I find myself being really suspicious whenever something being used by thousands or millions of people is just waved off by other people as being terrible. To me being "terrible" usually translates as "I started with something else and it works differently than this and its what I'm used to has its own failings and workarounds but I'm at least used to them and more productive there and I don't really feel like taking the time to get used to how things work for this other system."

1 comments

It's been a while since I last used Azure, but here are some of the bigger problems I remember:

1. No managed option for MySQL or Postgres hosting.

2. Hard to find resources in the panel and lots of confusion on security practices.

3. Instances randomly dying at an astonishing rate.

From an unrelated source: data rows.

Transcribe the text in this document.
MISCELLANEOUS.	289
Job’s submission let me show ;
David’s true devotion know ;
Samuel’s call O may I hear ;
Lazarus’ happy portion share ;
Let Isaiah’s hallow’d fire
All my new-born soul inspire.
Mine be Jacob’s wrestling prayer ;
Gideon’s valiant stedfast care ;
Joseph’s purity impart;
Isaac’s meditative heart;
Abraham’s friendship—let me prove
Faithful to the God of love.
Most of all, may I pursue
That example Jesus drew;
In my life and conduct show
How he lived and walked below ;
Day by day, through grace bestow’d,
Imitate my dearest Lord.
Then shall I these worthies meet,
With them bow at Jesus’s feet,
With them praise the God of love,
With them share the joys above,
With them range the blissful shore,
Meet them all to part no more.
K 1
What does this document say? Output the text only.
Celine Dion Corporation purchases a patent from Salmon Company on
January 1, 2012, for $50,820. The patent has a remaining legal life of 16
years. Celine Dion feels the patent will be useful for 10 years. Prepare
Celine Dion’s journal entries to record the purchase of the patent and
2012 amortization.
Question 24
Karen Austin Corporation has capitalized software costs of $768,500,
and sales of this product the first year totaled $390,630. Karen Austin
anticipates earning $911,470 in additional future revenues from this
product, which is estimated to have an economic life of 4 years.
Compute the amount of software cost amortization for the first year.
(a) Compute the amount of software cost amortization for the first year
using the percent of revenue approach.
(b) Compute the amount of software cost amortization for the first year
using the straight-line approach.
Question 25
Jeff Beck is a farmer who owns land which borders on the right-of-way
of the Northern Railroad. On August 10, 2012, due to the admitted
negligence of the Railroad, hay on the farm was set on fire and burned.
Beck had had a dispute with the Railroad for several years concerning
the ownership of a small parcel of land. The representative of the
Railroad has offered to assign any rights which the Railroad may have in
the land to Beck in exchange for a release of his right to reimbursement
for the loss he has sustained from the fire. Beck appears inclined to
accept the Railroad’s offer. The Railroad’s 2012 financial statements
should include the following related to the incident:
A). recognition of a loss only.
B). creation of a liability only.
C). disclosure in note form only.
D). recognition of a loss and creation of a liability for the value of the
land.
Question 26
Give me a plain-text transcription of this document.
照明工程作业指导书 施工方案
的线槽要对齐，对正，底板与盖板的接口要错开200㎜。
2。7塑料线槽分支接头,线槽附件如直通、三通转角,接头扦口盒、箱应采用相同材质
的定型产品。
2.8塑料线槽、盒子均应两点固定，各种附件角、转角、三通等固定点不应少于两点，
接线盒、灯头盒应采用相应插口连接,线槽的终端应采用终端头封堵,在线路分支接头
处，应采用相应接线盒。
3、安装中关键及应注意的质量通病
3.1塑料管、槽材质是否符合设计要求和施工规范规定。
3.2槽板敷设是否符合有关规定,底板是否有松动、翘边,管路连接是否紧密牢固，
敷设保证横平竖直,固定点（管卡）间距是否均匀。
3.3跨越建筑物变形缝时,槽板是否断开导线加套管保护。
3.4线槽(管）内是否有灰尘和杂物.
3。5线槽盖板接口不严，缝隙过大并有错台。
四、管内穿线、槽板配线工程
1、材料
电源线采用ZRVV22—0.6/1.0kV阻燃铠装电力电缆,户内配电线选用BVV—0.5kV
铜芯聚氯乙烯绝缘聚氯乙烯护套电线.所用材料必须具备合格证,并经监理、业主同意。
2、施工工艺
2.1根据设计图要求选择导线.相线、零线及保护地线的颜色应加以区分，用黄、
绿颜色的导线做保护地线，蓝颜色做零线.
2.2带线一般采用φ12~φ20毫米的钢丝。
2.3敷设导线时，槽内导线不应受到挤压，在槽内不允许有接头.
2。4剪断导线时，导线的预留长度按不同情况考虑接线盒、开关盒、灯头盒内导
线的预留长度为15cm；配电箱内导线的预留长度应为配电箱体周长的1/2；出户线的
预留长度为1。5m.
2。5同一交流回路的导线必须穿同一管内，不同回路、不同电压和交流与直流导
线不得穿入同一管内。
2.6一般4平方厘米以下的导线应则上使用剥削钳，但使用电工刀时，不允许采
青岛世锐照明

You're right that "terrible" is hyperbole. I'm sure there are people who are happy with Azure, especially if they're using a Microsoft stack.

Your translation of "terrible" is how I feel about GCP: it's fine, but it takes me longer to do things because I'm familiar with AWS. Compared to Azure, where I would spend hours on trying to do something and still couldn't find a way to do it.

Well, for #1, is that really surprising when they offer Azure SQL Server instead? And they offer a NoSQL option as well (two, if you include their DocumentDB service). #2 probably more depends on what you are used to. #3 I can see being a problem, although I haven't seen it myself. I've had 3 servers running for over 6 months now and they haven't died once.
Just because the suck isn't surprising doesn't mean it's not there.

Like I said, if you're interested in the Microsoft ecosystem then Azure is probably great. I'm not. For running an open source stack, Azure is not competitive with AWS and GCP.